Creating a non-threatening environment that encourages nutrition awareness and promotes healthy eating habits is key to a sustainable program. Instead of having an “all-or-nothing” approach, such as “eat this, don’t eat that,” it is more beneficial to focus on nutrition’s importance and connection with our health in order to create a program that is accepted by a department. A goal is to strive to make changes that fit comfortably within current diets. By having this approach, it may be easier for firefighters to adopt healthier eating habits.

In graduate school I learned about the importance of building a trustworthy relationship, being approachable, and using different data collection techniques. It wasn’t until I learned through experience and made adjustments along the way to a proposed plan that I was truly able to see how my efforts could influence other people’s nutrition-related behaviors for the better.
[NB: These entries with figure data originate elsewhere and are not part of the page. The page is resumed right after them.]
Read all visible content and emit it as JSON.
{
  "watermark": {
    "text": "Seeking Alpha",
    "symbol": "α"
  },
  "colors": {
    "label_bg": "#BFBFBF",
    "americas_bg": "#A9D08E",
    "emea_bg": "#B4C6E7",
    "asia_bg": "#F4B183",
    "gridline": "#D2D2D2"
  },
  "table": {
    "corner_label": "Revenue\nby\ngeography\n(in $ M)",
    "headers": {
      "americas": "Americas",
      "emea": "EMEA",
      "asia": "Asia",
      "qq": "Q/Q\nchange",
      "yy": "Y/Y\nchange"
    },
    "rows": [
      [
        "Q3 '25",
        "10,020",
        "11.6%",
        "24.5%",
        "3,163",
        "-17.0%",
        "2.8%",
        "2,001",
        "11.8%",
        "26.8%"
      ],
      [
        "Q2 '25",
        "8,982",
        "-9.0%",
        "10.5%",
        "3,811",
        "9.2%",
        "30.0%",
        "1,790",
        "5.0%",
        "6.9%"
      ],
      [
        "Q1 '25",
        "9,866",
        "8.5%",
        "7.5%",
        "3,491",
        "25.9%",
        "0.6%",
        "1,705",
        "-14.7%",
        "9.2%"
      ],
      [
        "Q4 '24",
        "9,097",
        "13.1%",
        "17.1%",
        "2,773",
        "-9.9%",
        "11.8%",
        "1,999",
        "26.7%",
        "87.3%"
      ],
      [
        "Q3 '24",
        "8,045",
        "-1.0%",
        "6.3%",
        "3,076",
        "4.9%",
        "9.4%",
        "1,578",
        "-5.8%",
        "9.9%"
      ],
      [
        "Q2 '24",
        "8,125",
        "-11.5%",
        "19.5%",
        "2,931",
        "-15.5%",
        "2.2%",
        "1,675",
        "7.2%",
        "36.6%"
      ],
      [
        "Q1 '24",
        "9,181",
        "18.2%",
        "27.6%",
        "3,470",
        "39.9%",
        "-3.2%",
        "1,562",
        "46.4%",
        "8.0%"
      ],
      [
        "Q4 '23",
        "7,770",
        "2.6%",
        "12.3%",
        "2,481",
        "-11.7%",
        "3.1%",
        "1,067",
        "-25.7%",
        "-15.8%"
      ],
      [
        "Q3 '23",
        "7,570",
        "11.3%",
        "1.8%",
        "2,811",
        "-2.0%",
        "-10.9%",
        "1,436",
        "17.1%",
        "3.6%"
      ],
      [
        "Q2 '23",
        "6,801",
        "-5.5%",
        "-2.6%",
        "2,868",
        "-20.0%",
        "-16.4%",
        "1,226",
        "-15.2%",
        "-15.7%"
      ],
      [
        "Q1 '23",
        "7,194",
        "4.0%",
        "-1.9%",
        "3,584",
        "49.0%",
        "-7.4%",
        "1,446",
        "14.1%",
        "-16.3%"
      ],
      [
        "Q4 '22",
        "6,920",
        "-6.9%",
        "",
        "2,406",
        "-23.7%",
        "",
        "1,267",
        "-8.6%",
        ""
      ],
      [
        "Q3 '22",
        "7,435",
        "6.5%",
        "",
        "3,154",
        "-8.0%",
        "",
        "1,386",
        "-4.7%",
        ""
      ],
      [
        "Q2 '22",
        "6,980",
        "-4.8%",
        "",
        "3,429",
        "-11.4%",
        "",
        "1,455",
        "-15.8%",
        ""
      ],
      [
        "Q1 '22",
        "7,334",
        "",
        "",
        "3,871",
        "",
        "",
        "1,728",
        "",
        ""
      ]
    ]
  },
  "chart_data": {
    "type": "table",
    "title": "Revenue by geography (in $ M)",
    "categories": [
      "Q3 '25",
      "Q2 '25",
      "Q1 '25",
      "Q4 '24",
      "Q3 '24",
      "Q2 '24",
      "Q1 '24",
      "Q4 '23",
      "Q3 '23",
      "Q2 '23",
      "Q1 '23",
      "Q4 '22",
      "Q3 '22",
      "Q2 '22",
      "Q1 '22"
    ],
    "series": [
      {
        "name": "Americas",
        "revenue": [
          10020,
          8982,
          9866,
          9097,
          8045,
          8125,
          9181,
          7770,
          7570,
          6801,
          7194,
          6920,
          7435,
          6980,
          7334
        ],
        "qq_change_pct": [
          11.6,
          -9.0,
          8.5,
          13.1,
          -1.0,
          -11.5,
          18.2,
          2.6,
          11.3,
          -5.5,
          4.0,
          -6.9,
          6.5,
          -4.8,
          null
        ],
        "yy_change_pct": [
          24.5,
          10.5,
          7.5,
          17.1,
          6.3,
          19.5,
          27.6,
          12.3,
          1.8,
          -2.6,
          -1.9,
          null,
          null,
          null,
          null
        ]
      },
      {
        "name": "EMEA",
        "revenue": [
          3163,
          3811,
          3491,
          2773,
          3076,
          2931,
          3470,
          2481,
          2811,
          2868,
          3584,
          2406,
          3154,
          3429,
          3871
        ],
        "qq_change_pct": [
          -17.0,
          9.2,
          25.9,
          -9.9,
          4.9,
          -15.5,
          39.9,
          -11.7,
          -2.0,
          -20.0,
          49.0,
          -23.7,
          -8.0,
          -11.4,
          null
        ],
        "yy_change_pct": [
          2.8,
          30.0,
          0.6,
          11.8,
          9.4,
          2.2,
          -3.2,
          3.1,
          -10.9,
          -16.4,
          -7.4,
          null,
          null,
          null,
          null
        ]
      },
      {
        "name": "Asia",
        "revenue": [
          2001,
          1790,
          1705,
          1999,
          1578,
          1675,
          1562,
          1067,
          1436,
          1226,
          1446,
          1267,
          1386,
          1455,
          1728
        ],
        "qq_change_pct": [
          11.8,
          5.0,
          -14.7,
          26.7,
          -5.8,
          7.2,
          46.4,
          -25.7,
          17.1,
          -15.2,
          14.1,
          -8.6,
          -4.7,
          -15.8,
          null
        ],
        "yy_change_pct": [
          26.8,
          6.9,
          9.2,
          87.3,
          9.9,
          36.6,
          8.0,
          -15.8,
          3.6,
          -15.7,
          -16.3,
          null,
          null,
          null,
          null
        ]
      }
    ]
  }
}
Reading feedback about my “non-confrontational” style and efforts make everything worthwhile. It meant that I wasn’t an outsider anymore and instead, I was a part of the community.

There is never a dull moment discussing nutrition within the fire community. The environment is filled with humor, distractions and traditions, but we’ve still managed to create a feasible nutrition program presenting sustainable behavior changes that will be molded over time. I am forced to think creatively and enjoy the challenge of decreasing barriers to healthy eating habits within the fire service. SFD has motivated me to keep pursuing this nutrition niche. Their feedback, results and enthusiasm make me want to continue to strive to work with the fire community. For that, I can’t thank them enough.